More than 100 million adults in the U.S. suffer from chronic pain. Chronic pain often not only affects the body but also the mind and emotions of a patient as well. These emotions have a big impact on how a patient finds chronic pain relief.

An individual who battles physical pain every day has many mental and emotional obstacles to overcome.  For instance, people who suffer from chronic pain are more likely to suffer from depression. The frustration, anger, hopelessness, anxiety and sadness that accompany chronic pain can be too much for someone to handle, leaving them drained of energy and feeling defeated. Long-term pain can put stress on the brain and cause cognitive issues such as low mood, exhaustion, and concentration and memory difficulties, no matter what the underlying pain condition is.

Chronic pain and its psychological effects

Chronic pain and its psychological effects have the ability to reduce a patient’s quality of life. In some cases, the psychological effects of pain can outlive the physical pain itself and become the major health disorder. For instance, under-managed chronic pain may lead to:

  • Increased stress
  • Depressed mood
  • Insomnia and exhaustion
  • Decreased memory and concentration

A chronic pain management program should contain aspects that encourage a sound mental and emotional wellness component.

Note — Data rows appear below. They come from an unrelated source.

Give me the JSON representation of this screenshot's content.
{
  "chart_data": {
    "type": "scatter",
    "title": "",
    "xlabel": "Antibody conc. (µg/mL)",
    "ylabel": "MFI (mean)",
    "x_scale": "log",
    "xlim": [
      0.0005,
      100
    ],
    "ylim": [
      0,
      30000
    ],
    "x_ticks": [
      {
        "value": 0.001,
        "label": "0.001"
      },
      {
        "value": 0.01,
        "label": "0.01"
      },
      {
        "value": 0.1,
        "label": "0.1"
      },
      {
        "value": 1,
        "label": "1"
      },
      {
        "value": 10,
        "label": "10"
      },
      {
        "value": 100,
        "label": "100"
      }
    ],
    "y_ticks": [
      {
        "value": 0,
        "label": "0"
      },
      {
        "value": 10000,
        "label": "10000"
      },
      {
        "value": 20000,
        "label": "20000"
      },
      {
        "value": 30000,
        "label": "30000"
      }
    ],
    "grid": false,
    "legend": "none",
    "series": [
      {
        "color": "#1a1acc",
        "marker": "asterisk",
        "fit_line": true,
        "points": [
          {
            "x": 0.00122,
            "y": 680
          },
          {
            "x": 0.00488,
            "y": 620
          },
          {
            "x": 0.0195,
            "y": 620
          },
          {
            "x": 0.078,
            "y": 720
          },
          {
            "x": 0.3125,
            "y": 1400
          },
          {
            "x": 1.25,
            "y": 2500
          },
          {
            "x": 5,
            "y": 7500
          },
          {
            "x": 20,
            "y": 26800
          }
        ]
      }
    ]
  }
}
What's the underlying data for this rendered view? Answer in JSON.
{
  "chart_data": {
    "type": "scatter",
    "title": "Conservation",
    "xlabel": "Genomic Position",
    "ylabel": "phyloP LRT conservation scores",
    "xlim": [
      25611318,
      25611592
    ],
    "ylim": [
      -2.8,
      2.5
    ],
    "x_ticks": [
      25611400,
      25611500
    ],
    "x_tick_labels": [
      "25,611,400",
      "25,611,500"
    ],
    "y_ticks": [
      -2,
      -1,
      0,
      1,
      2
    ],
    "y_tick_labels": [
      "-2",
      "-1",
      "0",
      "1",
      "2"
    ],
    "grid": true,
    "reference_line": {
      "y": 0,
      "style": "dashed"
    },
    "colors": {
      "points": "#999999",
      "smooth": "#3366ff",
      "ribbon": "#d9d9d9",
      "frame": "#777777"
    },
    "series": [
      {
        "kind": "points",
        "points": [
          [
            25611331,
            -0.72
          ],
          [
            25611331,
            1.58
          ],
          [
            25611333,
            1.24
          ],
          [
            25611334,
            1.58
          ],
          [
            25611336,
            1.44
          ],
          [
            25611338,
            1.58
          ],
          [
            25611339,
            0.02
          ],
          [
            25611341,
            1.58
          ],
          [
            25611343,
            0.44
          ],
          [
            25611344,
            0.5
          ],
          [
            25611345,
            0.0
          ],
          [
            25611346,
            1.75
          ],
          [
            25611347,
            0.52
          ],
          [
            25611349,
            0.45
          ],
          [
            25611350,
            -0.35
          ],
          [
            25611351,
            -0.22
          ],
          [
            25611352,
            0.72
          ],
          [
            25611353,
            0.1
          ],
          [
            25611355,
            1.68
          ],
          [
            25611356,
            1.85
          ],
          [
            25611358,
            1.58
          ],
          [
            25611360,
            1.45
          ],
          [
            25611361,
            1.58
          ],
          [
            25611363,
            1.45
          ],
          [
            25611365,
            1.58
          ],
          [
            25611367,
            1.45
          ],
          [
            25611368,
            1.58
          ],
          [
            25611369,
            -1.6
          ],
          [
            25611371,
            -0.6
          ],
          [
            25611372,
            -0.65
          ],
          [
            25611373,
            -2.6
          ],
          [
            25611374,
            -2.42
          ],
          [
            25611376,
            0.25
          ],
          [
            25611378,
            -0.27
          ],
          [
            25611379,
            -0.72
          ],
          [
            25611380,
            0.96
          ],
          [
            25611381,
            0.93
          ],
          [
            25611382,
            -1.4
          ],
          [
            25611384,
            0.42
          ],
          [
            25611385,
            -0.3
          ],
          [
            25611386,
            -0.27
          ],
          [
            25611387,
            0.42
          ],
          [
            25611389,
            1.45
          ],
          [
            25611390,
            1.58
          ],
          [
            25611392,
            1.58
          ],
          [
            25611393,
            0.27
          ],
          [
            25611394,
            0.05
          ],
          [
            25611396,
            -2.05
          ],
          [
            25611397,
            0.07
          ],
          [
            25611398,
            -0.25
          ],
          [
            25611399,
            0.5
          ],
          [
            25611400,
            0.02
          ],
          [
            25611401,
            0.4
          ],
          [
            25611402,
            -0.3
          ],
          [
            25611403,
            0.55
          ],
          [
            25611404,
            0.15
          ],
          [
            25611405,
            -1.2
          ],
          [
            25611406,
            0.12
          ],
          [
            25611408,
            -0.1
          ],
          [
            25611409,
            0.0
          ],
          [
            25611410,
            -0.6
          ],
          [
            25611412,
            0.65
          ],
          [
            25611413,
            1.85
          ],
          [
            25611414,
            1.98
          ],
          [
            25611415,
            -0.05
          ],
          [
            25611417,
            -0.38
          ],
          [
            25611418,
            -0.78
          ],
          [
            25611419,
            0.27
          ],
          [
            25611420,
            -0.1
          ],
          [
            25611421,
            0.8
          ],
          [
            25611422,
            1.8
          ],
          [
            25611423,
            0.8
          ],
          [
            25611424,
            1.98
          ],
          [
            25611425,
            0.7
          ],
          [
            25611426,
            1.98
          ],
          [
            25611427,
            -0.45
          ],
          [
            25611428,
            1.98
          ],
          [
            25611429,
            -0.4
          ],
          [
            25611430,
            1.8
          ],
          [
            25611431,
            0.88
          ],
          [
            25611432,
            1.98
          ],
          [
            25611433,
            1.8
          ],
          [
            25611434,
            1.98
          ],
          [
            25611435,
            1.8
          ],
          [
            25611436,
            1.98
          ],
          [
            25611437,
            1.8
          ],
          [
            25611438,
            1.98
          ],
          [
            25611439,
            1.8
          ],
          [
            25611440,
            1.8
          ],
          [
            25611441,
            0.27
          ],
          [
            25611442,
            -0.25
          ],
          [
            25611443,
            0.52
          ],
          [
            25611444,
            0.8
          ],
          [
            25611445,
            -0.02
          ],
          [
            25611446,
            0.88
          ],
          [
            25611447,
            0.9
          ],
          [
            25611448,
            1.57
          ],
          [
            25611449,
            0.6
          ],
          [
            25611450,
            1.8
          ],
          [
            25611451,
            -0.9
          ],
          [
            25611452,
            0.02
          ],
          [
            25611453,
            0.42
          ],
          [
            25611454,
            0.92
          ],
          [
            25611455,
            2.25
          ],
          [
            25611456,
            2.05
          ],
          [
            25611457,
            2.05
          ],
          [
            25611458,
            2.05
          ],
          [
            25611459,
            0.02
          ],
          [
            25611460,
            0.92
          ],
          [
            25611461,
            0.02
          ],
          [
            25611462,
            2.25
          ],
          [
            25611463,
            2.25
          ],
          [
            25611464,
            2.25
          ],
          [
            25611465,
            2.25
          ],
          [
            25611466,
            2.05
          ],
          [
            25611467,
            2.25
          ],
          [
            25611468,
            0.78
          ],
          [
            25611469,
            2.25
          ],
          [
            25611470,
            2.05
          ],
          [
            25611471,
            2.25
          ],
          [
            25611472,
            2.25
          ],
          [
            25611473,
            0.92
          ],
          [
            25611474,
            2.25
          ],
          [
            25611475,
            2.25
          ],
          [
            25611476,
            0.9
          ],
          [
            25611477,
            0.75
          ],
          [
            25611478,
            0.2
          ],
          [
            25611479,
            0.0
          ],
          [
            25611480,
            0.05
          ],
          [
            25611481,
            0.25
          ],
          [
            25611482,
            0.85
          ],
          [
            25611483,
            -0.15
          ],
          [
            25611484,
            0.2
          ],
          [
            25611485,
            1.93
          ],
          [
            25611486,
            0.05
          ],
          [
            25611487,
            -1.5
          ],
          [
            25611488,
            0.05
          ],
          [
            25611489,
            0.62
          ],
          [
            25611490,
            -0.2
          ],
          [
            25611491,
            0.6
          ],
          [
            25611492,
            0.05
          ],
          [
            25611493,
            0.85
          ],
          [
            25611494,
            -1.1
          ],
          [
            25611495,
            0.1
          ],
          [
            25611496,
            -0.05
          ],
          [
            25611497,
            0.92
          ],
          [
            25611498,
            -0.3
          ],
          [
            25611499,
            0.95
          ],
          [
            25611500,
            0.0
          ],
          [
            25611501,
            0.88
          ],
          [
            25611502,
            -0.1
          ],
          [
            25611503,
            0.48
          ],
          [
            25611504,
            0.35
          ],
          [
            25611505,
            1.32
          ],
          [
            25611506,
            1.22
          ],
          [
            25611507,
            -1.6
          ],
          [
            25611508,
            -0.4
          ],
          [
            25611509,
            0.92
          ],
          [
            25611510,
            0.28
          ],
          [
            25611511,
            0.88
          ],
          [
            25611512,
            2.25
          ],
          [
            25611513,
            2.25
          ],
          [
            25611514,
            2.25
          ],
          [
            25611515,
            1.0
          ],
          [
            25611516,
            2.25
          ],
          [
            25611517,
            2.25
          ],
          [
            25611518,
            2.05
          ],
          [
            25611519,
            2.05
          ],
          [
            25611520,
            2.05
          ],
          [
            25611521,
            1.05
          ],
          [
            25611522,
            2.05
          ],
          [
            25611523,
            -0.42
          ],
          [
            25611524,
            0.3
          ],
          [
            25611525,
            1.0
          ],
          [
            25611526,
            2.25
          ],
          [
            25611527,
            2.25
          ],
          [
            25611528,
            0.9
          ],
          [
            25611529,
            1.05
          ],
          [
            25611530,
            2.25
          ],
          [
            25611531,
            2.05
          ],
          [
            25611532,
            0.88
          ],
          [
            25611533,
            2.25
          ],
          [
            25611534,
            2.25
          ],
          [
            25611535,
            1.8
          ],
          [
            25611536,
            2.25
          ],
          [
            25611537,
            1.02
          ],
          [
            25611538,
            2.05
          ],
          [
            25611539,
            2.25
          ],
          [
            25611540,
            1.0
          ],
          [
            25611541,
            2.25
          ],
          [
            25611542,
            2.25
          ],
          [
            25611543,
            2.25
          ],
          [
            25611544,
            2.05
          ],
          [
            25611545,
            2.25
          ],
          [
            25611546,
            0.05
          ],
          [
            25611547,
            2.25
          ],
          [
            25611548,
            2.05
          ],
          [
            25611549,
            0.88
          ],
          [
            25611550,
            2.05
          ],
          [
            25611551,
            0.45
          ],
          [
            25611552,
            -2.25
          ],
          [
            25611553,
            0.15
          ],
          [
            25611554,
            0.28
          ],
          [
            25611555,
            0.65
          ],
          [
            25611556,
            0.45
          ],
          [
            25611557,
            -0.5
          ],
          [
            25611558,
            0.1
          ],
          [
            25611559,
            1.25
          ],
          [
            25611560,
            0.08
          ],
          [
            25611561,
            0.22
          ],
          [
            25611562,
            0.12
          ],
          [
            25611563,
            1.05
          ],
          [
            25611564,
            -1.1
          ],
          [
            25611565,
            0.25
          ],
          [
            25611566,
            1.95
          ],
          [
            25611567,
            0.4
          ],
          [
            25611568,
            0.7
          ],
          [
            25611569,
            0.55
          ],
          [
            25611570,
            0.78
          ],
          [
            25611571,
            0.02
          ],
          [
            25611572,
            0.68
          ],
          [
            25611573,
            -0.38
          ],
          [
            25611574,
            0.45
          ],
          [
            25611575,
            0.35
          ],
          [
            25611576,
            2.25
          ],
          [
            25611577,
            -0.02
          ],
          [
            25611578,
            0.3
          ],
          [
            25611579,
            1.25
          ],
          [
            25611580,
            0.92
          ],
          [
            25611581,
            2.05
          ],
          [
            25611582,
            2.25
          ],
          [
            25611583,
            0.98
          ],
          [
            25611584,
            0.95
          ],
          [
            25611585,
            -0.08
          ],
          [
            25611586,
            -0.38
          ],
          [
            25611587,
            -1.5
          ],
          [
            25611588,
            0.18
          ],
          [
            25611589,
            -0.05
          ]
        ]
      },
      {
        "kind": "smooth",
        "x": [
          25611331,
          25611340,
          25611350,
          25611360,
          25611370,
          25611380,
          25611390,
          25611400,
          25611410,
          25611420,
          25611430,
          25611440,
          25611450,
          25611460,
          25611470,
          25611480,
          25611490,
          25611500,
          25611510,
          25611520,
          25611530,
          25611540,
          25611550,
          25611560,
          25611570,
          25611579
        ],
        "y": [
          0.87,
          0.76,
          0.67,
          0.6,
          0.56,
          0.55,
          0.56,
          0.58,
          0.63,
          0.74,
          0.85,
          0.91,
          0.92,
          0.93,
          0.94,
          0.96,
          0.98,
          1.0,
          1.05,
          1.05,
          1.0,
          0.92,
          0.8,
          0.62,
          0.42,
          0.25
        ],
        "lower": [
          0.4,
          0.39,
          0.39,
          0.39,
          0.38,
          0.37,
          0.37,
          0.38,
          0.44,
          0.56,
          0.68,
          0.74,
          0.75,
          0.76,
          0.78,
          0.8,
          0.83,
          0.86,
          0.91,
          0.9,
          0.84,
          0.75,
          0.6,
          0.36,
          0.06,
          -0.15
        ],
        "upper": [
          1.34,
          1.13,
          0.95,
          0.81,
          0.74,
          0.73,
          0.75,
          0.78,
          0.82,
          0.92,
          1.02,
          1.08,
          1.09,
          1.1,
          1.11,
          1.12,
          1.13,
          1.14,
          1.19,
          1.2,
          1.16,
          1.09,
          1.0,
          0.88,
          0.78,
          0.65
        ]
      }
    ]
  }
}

Over time, cognitive strategies and lifestyle changes can improve the psychological effects of chronic pain. There are no easy solutions, but here are some simple treatment options that can help provide pain relief:

  • Meditation and relaxation techniques can reduce muscle tension caused by pain.
  • Regular physical activity, including strengthening and flexibility exercises, can improve pain threshold.
  • Healthy eating can reduce painful symptoms such as inflammation. Research suggest that certain foods help reduce pain more than others.
  • Staying socially active and keeping positive people around you can improve mental stability and decrease likeliness of depression and low mood.

These activities can improve psychological health, reduce stress, improve sleep and increase confidence, happiness and self-esteem. Pain relief isn’t just about treating physical ailments. In order to truly understand and alleviate the burden of chronic pain, the mind needs to be treated as well.